2.2.3.0 Windows Release Notes
These Release Notes are for FH Medic 2.2.3.0 on Windows (using NEMSIS 2.2), and provide a listing of the defects resolved and enhancements implemented during this release. This release covers changes made between FH Medic 2.2.2.8 and 2.2.3.0.
The following enhancements were implemented this release.
When you print a patient care report (PCR), now all fields that are filled out in FH Medic appear in the PCR, whether or not they are required.
.cml
files
The FH Medic Integration Suite can now process .cml
files in addition to the other file types it already supports.
The following issues were successfully resolved this release.
After updating to FH Medic 2.2.2.2, some departments experienced the following issues.
- Completed calls were uploaded as blank to the FH Medic administration web site.
- Incident number and quality assurance (QA) completion status in older calls were changed.
- Calls were slow in reaching the FH Medic administration web site, or did not reach it at all.
- Faxes were delayed or did not get sent.
On occasion, the Integration Suite for FH Medic stopped and had to be manually restarted for calls to be processed and sent to FH Medic. The necessary service is now automatically restarted periodically to avoid unexpected down time.
When trying to open or validate a PCR, a parsing error appeared.
FH Medic accepted dates of birth and incident dates in the future, and should not have.
The certification numbers for crew members were correct on the FH Medic administration web site, but were not correct when printed on the PCR.
When an incident was reviewed and sent back to the medic for changes, after the medic made the changes and resubmitted it, the incident did not move back to the FH Medic administration web site and become recorded as completed.
If you entered a social security number (SSN) on the Patient → Demographics tab, then went back to the field later and deleted the SSN number, when you validated the incident, the field was not highlighted with red text to indicate that it was required.
If you tried to view 4- or 12-lead data imported from a Zoll X-Series monitor, an error message stating that the Zoll case file could not be loaded appeared. If you tried to print the data, the expected prompts and printer selection options did not appear.
Some incidents from the CAD system were not completely processed before appearing in FH Medic.
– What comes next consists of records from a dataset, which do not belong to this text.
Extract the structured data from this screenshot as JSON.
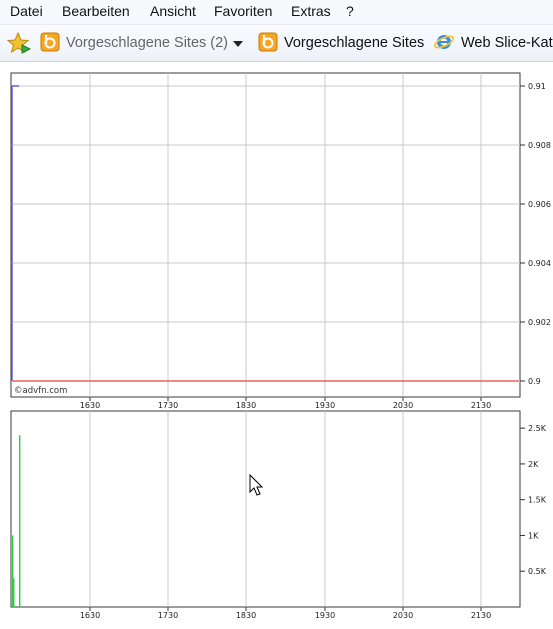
{
  "menu": {
    "items": [
      "Datei",
      "Bearbeiten",
      "Ansicht",
      "Favoriten",
      "Extras",
      "?"
    ]
  },
  "favorites_bar": {
    "suggested_sites_dropdown": "Vorgeschlagene Sites (2)",
    "suggested_sites": "Vorgeschlagene Sites",
    "web_slice_gallery": "Web Slice-Kat"
  },
  "colors": {
    "price_line": "#5b5bd6",
    "reference_line": "#e8625a",
    "volume_bars": "#2ecc40",
    "grid": "#c8c8c8"
  },
  "chart_data": [
    {
      "type": "line",
      "title": "",
      "watermark": "©advfn.com",
      "x_tick_labels": [
        "1630",
        "1730",
        "1830",
        "1930",
        "2030",
        "2130"
      ],
      "y_tick_labels": [
        "0.91",
        "0.908",
        "0.906",
        "0.904",
        "0.902",
        "0.9"
      ],
      "ylim": [
        0.9,
        0.91
      ],
      "series": [
        {
          "role": "price",
          "color": "#5b5bd6",
          "points": [
            [
              0,
              0.9
            ],
            [
              0,
              0.91
            ],
            [
              1,
              0.91
            ]
          ]
        },
        {
          "role": "reference",
          "color": "#e8625a",
          "points": [
            [
              0,
              0.9
            ],
            [
              1,
              0.9
            ]
          ]
        }
      ],
      "grid": true
    },
    {
      "type": "bar",
      "x_tick_labels": [
        "1630",
        "1730",
        "1830",
        "1930",
        "2030",
        "2130"
      ],
      "y_tick_labels": [
        "2.5K",
        "2K",
        "1.5K",
        "1K",
        "0.5K"
      ],
      "ylim": [
        0,
        2600
      ],
      "values": [
        2400,
        400,
        1000
      ],
      "grid": true
    }
  ]
}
Some incidents from the CAD system were processed, but not sent on to FH Medic as expected.
Files exported from FH Medic to the FH database did not always have values for unit times, aid given, incident type, action taken, or property use.
When an incoming CAD incident merged with an existing FH Medic incident, and you then filled in data for an incident and moved from tab to tab in FH Medic, if you went back to the Patient → Demographics tab, data for the patient's name, date of birth (DOB), race, and sex may have changed. After validation, the text in the narrative sometimes switched with another incident's narrative.
If you removed unused vitals items from the PCR, not enough space was left between the remaining vitals items, and they were run together.
On the PCR, the Treatments and Protocols headings appeared on the right side of their sections, and should have appeared on the left side.
If a patient's last name contained a single quote, when the incident was put into the QA review cycle, the incident did not appear on the mobile computer that created the PCR, or under the unit/crew that created the incident.
For Ohio departments, a number of items failed validation and cross-checking that should have passed, or which should have been required. The following items have been adjusted in FH Medic.
- Two crew members are now required before the crew dialog box can close.
- The patient's home zip code must be at least five characters long.
- For some customers, a cap value now exists for the diastolic blood pressure value.
- Incident numbers cannot contain letters.
- The incident address must be at least three characters long.
- Gender is required if patient contact is made.
- The number of procedure attempts is now required.
- Conditional required input now exists for MVC.
- FIPS codes must be unique to each customer.
- Destination codes for all hospitals must be set correctly for all customers.
- The incident zip code now validates during export.
FH Medic assigned the incorrect date for an incident if it was created on a date later than the date of service value entered for the incident.
Example: If you created an incident in FH Medic on 05/12/2016 for an event on 05/11/2016, the incident was time stamped as 05/12/2016, even though it printed 05/11/2016 correctly on the PCR. The incident also appeared on the FH Medic administration web site as 05/12/2016, but the PCR listed 05/11/2016.
The FH Medic Integration Suite did not remove alphabetic characters from incident numbers as expected.